Malam pun tiba. Terlihat Firman sedang bermain game online di kamarnya. Terdengar suara beberapa mobil berhenti tepat di depan rumahnya namun Firman masih asik dengan game di tangannya. Tak lama terdengar suara ayahnya memanggil. Namun Firman bergeming. Beberapa saat kemudian ibunya yang memanggil. “Firman! Ayo turun ke bawah nak. Ada tamu, ayo temui sebentar.” Panggil ibunya sembari mengetuk pintu kamar. Tanpa mengucap sepatah kata, Firman beranjak dari tempat tidurnya menuju ruang tamu.
Firman melihat ada banyak sekali orang di ruang tamu. Mereka adalah keluaga Almahum Pak Dayat. Firman menyalami satu per satu diiringi senyuman masam.
“Oh ini yang namanya Firman, wah! Tampan sekali.” Ucap seorang wanita bernama Lina yang usianya tak jauh dengan ibunya Firman. “Jadi ini Firman yang mau dijodohkan dengan Bunga?” Lanjut wanita itu. “Benar sekali ini anak kesayanganku. Bagaimana, tidak jauh berbeda kan dengan ayahnya?” Ayahnya Firman berkelakar. Dan gelak tawa pun pecah di ruangan itu. “Oh iya, perkenalkan ini Bunga anak tante.” Firman menyalami sosok gadis bernama Bunga tersebut. Firman memperhatikan mulai dari ujung ujung kaki hingga ujung rambut. Dan betapa terkejutnya Firman ketika melihat wajah Bunga dengan senyum polosnya.

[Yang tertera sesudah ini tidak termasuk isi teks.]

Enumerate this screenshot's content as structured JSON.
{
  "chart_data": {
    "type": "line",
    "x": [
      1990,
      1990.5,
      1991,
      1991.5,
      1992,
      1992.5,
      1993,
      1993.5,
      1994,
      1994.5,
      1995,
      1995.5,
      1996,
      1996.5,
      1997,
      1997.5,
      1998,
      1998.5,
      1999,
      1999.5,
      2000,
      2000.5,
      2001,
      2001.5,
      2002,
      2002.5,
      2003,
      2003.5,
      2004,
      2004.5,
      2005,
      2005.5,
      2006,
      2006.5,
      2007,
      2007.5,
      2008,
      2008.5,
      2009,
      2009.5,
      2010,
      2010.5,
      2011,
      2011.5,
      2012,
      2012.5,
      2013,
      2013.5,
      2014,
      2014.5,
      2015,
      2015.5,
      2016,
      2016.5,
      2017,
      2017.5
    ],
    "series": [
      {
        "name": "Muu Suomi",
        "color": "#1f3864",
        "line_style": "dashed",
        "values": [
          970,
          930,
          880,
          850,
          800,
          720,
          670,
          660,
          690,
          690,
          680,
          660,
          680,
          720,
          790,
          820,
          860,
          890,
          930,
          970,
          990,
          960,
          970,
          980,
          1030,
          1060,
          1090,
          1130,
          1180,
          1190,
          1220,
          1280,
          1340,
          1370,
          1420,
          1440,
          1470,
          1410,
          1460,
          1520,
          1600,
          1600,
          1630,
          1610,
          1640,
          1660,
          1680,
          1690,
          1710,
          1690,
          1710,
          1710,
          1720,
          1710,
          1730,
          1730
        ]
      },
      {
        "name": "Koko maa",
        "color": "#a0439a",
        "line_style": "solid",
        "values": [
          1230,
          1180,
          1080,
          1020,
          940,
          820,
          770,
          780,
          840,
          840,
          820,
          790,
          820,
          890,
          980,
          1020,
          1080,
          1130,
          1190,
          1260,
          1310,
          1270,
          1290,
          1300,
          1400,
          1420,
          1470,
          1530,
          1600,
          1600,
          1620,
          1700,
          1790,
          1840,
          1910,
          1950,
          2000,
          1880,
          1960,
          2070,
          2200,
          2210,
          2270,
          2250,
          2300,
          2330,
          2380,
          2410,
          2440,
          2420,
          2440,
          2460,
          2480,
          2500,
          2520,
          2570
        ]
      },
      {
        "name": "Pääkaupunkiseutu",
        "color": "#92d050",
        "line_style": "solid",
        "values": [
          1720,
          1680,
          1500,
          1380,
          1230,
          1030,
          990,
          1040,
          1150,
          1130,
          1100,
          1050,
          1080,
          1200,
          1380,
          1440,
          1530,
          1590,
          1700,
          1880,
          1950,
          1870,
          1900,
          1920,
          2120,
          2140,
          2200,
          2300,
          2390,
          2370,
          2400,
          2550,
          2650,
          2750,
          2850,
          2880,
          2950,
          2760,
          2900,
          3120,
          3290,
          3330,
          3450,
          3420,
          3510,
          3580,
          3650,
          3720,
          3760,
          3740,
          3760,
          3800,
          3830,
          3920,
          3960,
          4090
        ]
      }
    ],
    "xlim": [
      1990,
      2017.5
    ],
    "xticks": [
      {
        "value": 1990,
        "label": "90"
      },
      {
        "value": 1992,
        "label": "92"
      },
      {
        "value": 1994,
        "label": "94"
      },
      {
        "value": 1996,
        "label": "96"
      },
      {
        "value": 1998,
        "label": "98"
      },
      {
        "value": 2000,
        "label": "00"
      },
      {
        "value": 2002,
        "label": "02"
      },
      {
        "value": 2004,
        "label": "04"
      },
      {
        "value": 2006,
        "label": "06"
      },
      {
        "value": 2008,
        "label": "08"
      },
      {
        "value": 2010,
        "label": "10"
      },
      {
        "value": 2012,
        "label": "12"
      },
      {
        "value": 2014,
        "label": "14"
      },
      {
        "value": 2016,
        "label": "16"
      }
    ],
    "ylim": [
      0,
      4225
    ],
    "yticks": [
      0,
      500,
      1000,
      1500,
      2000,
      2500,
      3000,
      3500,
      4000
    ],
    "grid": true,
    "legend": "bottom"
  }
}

Ternyata perempuan yang akan dijodohkan dengan Firman mengalami Down Syndrom(Autisme). Firman dengan cepat menarik tangannya. Lalu mundur satu langkah mendekat pada ayahnya. Firman berbisik pada ayahnya.
“Kita harus bicara empat mata. Sekarang!” Dengan penuh rasa kesal Firman langsung berbalik berjalan gontai menuju taman di belakang rumah, ayahnya pun mengikuti dari belakang.